Título original: Annette
Dirección: Leos Carax
Guion: Ron Mael, Russell Mael
Música: Ron Mael, Russell Mael, Sparks
Fotografía: Caroline Champetier
Reparto: Adam Driver, Marion Cotillard, Simon Helberg, Dominique Dauwe, Kait Tenison, Latoya Rafaela, Rebecca Dyson-Smith, Natalia Lafourcade, Timur Gabriel, Kevin Van Doorslaer, Devyn McDowell, Ornella Perl, Christian Skibinski
Nota: 9
Comentario Crítico:
La verdad es que no ha sido destacado como debiere, pero en una temporada tan problemática como la que acaba de concluir, causa no poco asombro que un género a todas luces ya descartado por la contemporaneidad cinematográfica, en tanto que corpus de práctica regular, como es el género musical, este haya sido capaz de afirmarse redescubierto gracias a la concomitancia de dos magistrales estruendos creativos.
Tan disímiles entre sí como lo son sus respectivos creadores, WEST SIDE STORY, de Steven Spielberg, y ANNETTE, de Leo Carax, han venido a proclamar el universo fílmico musical como referente anacrónico capaz, pese a su casi total defunción (solo perdura con cierta regularidad gracias a su apropiación por parte de la industria del cine de animación), de ser emplazado como territorio idílico desde el que ejercitar libérrimamente sus respectivas idiosincrasias fílmicas.

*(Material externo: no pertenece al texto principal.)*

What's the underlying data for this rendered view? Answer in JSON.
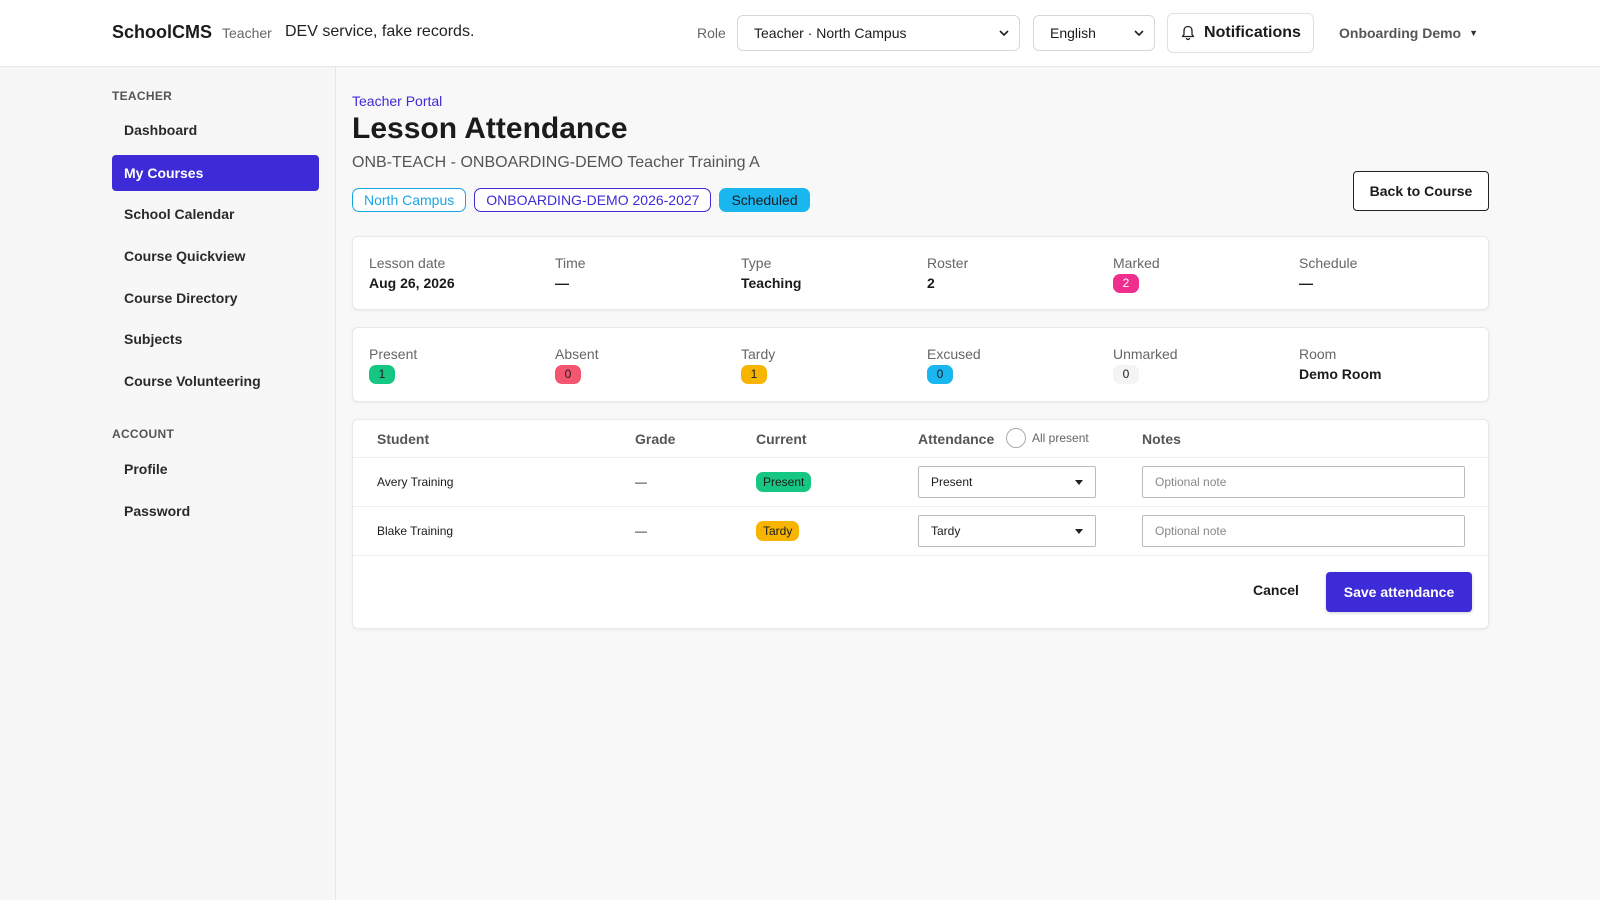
{
  "header": {
    "brand": "SchoolCMS",
    "brand_role": "Teacher",
    "env_note": "DEV service, fake records.",
    "role_label": "Role",
    "role_value": "Teacher · North Campus",
    "language_value": "English",
    "notifications_label": "Notifications",
    "user_name": "Onboarding Demo"
  },
  "sidebar": {
    "section_teacher": "TEACHER",
    "section_account": "ACCOUNT",
    "items": [
      {
        "label": "Dashboard"
      },
      {
        "label": "My Courses"
      },
      {
        "label": "School Calendar"
      },
      {
        "label": "Course Quickview"
      },
      {
        "label": "Course Directory"
      },
      {
        "label": "Subjects"
      },
      {
        "label": "Course Volunteering"
      }
    ],
    "account_items": [
      {
        "label": "Profile"
      },
      {
        "label": "Password"
      }
    ]
  },
  "main": {
    "breadcrumb": "Teacher Portal",
    "title": "Lesson Attendance",
    "subtitle": "ONB-TEACH - ONBOARDING-DEMO Teacher Training A",
    "chips": {
      "campus": "North Campus",
      "year": "ONBOARDING-DEMO 2026-2027",
      "status": "Scheduled"
    },
    "back_button": "Back to Course",
    "lesson_info": {
      "lesson_date_label": "Lesson date",
      "lesson_date": "Aug 26, 2026",
      "time_label": "Time",
      "time": "—",
      "type_label": "Type",
      "type": "Teaching",
      "roster_label": "Roster",
      "roster": "2",
      "marked_label": "Marked",
      "marked": "2",
      "schedule_label": "Schedule",
      "schedule": "—"
    },
    "counts": {
      "present_label": "Present",
      "present": "1",
      "absent_label": "Absent",
      "absent": "0",
      "tardy_label": "Tardy",
      "tardy": "1",
      "excused_label": "Excused",
      "excused": "0",
      "unmarked_label": "Unmarked",
      "unmarked": "0",
      "room_label": "Room",
      "room": "Demo Room"
    },
    "table": {
      "headers": {
        "student": "Student",
        "grade": "Grade",
        "current": "Current",
        "attendance": "Attendance",
        "all_present": "All present",
        "notes": "Notes"
      },
      "rows": [
        {
          "student": "Avery Training",
          "grade": "—",
          "current": "Present",
          "attendance": "Present",
          "note_placeholder": "Optional note"
        },
        {
          "student": "Blake Training",
          "grade": "—",
          "current": "Tardy",
          "attendance": "Tardy",
          "note_placeholder": "Optional note"
        }
      ]
    },
    "cancel_label": "Cancel",
    "save_label": "Save attendance"
  },
  "colors": {
    "primary": "#3c2bd6",
    "present": "#16c784",
    "absent": "#f4566f",
    "tardy": "#f7b500",
    "excused": "#19b6f0",
    "marked": "#ef2e8e"
  }
}
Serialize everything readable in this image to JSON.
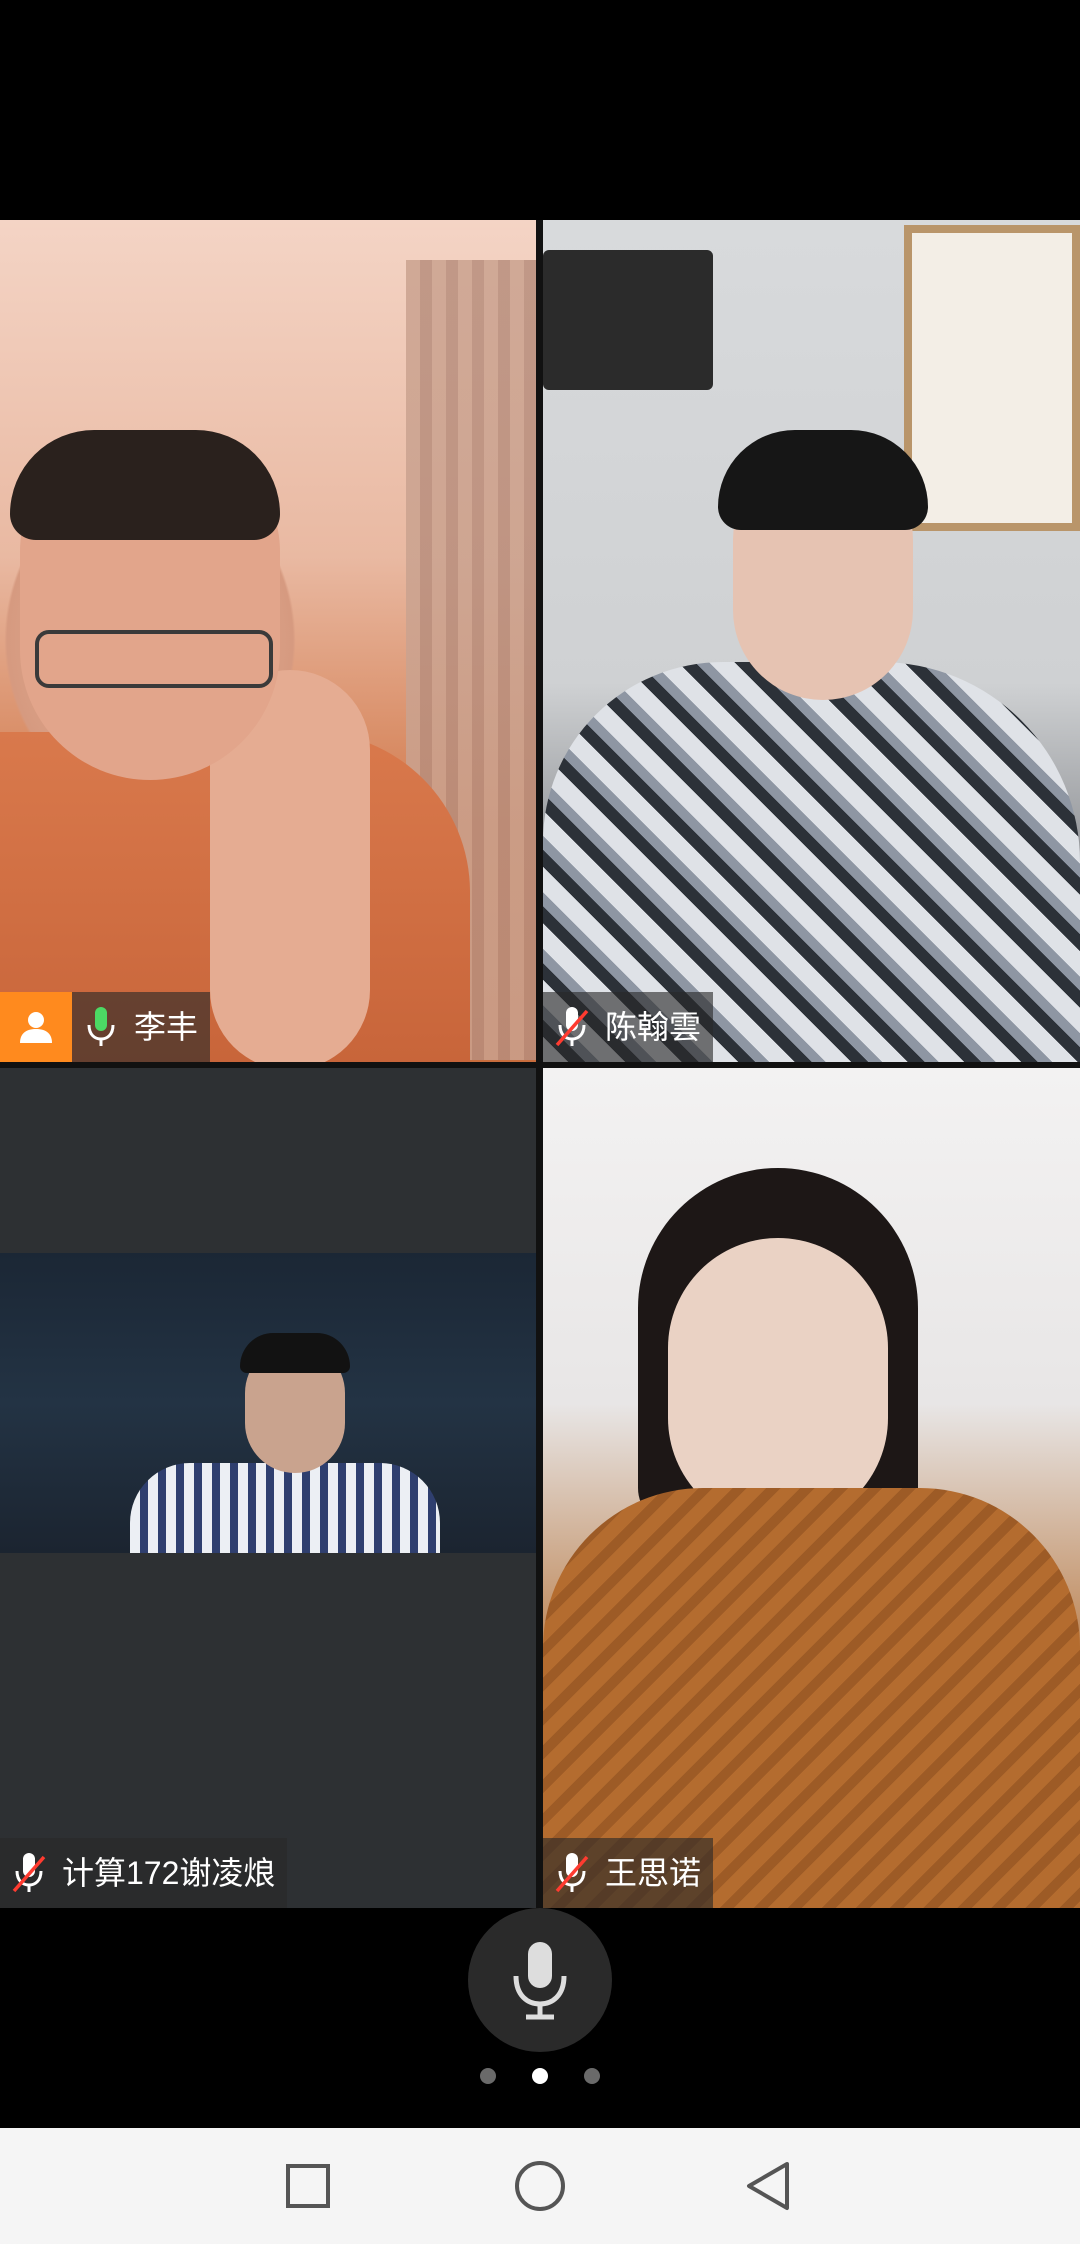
{
  "meeting": {
    "participants": [
      {
        "name": "李丰",
        "mic": "on",
        "host": true
      },
      {
        "name": "陈翰雲",
        "mic": "muted",
        "host": false
      },
      {
        "name": "计算172谢凌烺",
        "mic": "muted",
        "host": false
      },
      {
        "name": "王思诺",
        "mic": "muted",
        "host": false
      }
    ]
  },
  "controls": {
    "mute_icon": "microphone-icon",
    "pages": [
      false,
      true,
      false
    ]
  },
  "navbar": {
    "recent_icon": "square-icon",
    "home_icon": "circle-icon",
    "back_icon": "triangle-back-icon"
  },
  "colors": {
    "host_badge": "#ff8a1e",
    "mic_on": "#4cd964",
    "mic_muted_slash": "#ff3b30"
  }
}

Es curioso. Las coincidencias no acaban ahí. Ni uno ni otro habían hecho jamás una incursión en ese terreno. Pero ambos habían dejado muestra rodada de su querencia por él en algún momento muy concreto de su filmografía. En el arranque de INDIANA JONES Y EL TEMPLO MALDITO, el primero realizaba un curioso homenaje al mítico coreógrafo Busby Berkeley. Se trataba de un número musical orquestado sobre el clásico “Anything Goes” de Cole Porter. Por su parte, el galo conmocionaba a toda la platea que acudió a ver HOLY MOTORS con la sepulcral secuencia protagonizada por una Kylie Minogue que evocaba el fantasma de Jean Seberg, mientras entonaba “Who Were We?”.
La curiosidad se extiende hasta ahora mismo, puesto que, analizadas ahora, las dos secuencias podrían postularse como verdadero germen anticipativo del esplendor exhibido ahora. En ambas quedan expuestas las lógicas diferencias escénicas habidas entre dos cineastas tan antitéticos como el creador de TIBURÓN y el de LOS AMANTES DEL PONT-NEUF.

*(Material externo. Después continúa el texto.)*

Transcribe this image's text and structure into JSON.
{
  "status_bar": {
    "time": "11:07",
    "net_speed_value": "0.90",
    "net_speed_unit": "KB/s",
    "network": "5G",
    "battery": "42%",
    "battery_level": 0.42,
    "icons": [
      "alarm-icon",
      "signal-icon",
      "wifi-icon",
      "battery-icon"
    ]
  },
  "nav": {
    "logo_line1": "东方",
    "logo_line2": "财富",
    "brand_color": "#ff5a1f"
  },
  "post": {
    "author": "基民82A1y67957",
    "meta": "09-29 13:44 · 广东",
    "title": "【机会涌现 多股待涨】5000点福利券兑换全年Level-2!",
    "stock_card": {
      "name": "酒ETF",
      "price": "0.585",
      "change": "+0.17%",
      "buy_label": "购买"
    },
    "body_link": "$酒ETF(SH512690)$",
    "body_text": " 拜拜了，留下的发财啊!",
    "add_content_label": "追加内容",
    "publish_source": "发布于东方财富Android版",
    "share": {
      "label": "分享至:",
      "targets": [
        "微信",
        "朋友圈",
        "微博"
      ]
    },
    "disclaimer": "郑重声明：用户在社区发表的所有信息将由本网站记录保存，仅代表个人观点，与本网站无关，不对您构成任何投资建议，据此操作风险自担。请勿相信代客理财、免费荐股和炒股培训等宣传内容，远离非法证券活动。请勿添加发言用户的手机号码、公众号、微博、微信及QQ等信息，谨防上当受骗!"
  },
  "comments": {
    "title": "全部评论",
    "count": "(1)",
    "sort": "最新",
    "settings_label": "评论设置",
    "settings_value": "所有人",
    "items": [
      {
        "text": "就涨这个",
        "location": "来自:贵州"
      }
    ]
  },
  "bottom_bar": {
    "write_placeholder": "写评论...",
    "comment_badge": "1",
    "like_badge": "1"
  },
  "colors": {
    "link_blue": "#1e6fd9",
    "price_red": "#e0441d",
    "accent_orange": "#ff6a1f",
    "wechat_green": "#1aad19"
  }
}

Mientras el norteamericano acomete la tarea de proponer una nueva lectura del legendario musical de Bernstein, Sondheim y Robbins, sobre el que Robert Wise ejecutó la famosa obra maestra cienmatográfica, encabezada en el reparto por Natalie Wood en el año 1962, como una oportunidad de reivindicar el clasicismo hollywoodiense en su esplendor hoy en día, el francés, como no podía ser de otra forma, no hace sino vampirizar el género para someterlo por entero al dictado de una de las retóricas más díscolas de toda la contemporaneidad. ANNETTE es sediciosa de principio a fin, porque Carax o hostiga o no es. En sus manos, la tradición representada en su país, entre otros muchos, por Jaques Demy queda supeditada a la voluntad, irritadora, extenuante, de un creador que ha hecho del asedio y lanza sobre las expectativas del espectador condición innegociable de su experiencia realizadora.

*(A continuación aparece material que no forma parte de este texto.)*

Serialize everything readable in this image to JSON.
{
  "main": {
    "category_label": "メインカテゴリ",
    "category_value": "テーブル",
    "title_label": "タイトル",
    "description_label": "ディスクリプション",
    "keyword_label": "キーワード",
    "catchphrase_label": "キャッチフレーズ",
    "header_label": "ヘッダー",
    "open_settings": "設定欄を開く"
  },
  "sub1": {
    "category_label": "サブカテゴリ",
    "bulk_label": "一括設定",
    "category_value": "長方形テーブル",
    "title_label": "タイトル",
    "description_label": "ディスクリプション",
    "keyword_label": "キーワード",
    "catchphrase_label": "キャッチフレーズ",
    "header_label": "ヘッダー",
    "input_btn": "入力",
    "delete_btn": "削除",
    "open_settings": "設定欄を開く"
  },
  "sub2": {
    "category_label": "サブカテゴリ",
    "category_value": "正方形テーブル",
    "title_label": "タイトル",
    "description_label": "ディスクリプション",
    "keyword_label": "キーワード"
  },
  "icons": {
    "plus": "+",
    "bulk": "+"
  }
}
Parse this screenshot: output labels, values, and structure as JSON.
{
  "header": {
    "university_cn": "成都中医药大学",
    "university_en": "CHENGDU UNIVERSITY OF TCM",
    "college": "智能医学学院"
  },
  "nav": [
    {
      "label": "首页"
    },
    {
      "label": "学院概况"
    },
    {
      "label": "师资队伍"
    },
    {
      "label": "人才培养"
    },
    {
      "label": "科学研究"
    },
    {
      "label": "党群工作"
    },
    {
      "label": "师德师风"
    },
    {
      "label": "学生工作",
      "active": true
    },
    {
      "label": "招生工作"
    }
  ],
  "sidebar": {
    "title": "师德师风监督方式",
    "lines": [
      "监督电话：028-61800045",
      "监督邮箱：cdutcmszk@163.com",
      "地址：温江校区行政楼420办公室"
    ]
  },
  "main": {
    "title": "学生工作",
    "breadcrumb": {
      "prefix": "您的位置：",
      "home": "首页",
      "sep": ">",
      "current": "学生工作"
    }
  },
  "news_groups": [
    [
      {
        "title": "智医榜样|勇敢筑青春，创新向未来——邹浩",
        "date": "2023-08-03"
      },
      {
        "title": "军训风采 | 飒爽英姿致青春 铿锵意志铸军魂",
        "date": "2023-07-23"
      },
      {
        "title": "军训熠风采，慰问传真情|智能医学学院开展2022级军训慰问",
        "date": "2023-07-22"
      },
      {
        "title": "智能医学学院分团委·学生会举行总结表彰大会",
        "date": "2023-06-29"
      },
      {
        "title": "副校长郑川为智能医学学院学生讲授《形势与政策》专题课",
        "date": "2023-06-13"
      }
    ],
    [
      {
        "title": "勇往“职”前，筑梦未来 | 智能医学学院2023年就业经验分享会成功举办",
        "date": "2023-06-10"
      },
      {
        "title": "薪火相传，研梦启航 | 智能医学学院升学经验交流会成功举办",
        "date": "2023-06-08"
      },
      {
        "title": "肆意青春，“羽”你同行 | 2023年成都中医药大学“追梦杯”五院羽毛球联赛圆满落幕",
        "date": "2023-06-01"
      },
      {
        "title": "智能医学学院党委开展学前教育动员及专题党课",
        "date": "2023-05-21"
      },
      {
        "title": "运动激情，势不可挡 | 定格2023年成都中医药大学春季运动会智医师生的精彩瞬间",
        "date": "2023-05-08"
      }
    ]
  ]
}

ANNETTE, pese a que pudiere parecer a primera vista una obra más circunscrita, menos compleja, más asimilable que el resto de su filmografía, sobre todo si la comparamos con el oscuro barroquismo prestidigitador que gobernaba a la memorablemente rebelde HOLY MOTORS, no renuncia jamás a reclamarse como artilugio maquinado por la conspiración de arrebatos adscribible de modo genuino a su fabricador. Como en aquella, la secuencia de apertura ya se apresura a servir de muy significativa declaración de principios: de soberbia advertencia desestabilizadora sobre la que patentizar la vocación autorreflexiva que Carax inocula a cada uno de sus planos.
En lo que pudiera ser un nexo de unión con respecto a MEMORIA, la última obra de Apichatpong Weerasethakul, ANNETTE se abre con la búsqueda de un sonido. Primero una voz sin rostro nos apercibe a los espectadores de que no debemos ni respirar mientras dure la función. A continuación, sobre la imagen nocturna de un edificio emplazado en una avenida con mucho tráfico, emerge sobreimpresionada sobre él, gigantesca, la imagen de la típica línea de sonido angulosa de una grabadora o de un reproductor en funcionamiento.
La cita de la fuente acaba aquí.